La realidad del Estado guatemalteco es muy distinta. No pienso que el Estado debiese ser absolutamente restrictivo como para no dejar ejercer a los ciudadanos sus derechos individuales y buscar su realización particular; sin embargo si es necesaria su intervención en la permanencia del Estado de derecho y en la preservación del cumplimiento de los derechos que este debería garantizar a los ciudadanos, así como castigar a aquellos que se conviertan en un obstáculo para ese fin.

La debilidad estatal guatemalteca se está haciendo cada vez más evidente, haciendo lucir a Leviatán como un pequeño y vulnerable poliqueto.

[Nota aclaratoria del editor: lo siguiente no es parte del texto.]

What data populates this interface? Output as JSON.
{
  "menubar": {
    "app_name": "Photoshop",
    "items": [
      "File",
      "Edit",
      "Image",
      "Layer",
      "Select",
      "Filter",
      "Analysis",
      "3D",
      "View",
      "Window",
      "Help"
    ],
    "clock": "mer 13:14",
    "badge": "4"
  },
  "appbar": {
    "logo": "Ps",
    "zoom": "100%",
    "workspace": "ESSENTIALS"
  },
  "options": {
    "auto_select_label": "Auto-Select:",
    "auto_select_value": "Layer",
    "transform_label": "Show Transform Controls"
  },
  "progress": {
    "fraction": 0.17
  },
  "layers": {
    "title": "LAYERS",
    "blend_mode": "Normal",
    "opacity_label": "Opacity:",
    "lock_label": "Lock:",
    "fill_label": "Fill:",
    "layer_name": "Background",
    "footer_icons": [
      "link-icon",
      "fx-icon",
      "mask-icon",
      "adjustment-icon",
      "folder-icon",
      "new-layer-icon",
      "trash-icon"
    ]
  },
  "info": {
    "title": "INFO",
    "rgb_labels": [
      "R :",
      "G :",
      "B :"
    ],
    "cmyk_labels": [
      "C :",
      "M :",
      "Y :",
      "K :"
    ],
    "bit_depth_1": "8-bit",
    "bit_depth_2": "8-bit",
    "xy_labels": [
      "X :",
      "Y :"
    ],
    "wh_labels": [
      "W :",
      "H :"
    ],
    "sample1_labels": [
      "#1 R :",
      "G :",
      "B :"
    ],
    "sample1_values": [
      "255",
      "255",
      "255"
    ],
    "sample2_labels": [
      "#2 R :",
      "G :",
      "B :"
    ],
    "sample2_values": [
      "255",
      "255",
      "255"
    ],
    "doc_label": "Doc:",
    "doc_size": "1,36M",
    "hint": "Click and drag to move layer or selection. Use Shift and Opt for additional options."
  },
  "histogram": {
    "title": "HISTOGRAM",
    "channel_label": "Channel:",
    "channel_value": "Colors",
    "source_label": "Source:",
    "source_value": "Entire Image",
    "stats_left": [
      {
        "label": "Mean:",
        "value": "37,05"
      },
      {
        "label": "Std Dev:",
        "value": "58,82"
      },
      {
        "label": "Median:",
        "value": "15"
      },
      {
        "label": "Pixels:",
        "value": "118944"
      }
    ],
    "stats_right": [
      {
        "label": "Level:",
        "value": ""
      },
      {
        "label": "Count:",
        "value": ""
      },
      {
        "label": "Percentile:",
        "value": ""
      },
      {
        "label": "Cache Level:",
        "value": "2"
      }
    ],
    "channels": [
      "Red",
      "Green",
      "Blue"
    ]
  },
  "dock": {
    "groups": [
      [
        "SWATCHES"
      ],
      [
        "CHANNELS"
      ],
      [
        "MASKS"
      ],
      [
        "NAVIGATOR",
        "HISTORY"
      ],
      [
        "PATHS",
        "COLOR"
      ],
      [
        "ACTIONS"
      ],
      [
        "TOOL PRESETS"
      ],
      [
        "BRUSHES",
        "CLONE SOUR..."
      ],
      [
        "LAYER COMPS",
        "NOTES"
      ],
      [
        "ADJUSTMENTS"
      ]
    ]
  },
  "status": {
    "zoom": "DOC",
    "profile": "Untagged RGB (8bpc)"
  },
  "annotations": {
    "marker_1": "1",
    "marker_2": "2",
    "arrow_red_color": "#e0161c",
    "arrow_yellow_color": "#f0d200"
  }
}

Me atrevería incluso a decir que estamos ante unas de las crisis estatales más severas que ha tenido que enfrentar Guatemala en las últimas décadas y con cuyas consecuencias podríamos tener que cargar en el mediano plazo.

Por el momento, no obstante, no pareciera encenderse ninguna luz o enderezarse algún camino. La coyuntura actual, por el contrario, nos pinta una escena deplorable.
Por un lado, la crisis del Organismo Judicial denota la preeminencia de los intereses privados sobre los colectivos, haciéndonos perder la esperanza de llegar a tener un sistema de justicia transparente, efectivo y objetivo. Por otro lado, el Congreso de la República cada vez más debilitado y menos creíble, se ha convertido en un escenario digno de un circo, en el que muchos se concentran más en hacer acrobacias de todo tipo que en cumplir las obligaciones para las que fueron electos.
Lo anterior por no mencionar la cuestionable actuación del ejecutivo, quien ha demostrado incapacidad para llevar adelante cualquier materia de interés nacional. Desde velar por los derechos fundamentales de los individuos, pasando por la reforma a la política de drogas hasta el diálogo y búsqueda de consensos y condiciones adecuadas para impulsar y desarrollar la economía por ejemplo, a través de la minería e hidroeléctricas.
El Estado de Guatemala está pues muy lejos de tener la fuerza que debería tener. Aquel temible monstruo marino ha sido ridiculizado por nuestras autoridades, está ahora desnutrido, enfermo y prácticamente desahuciado. Se ha convertido ya en el esclavo de los hijos del orgullo.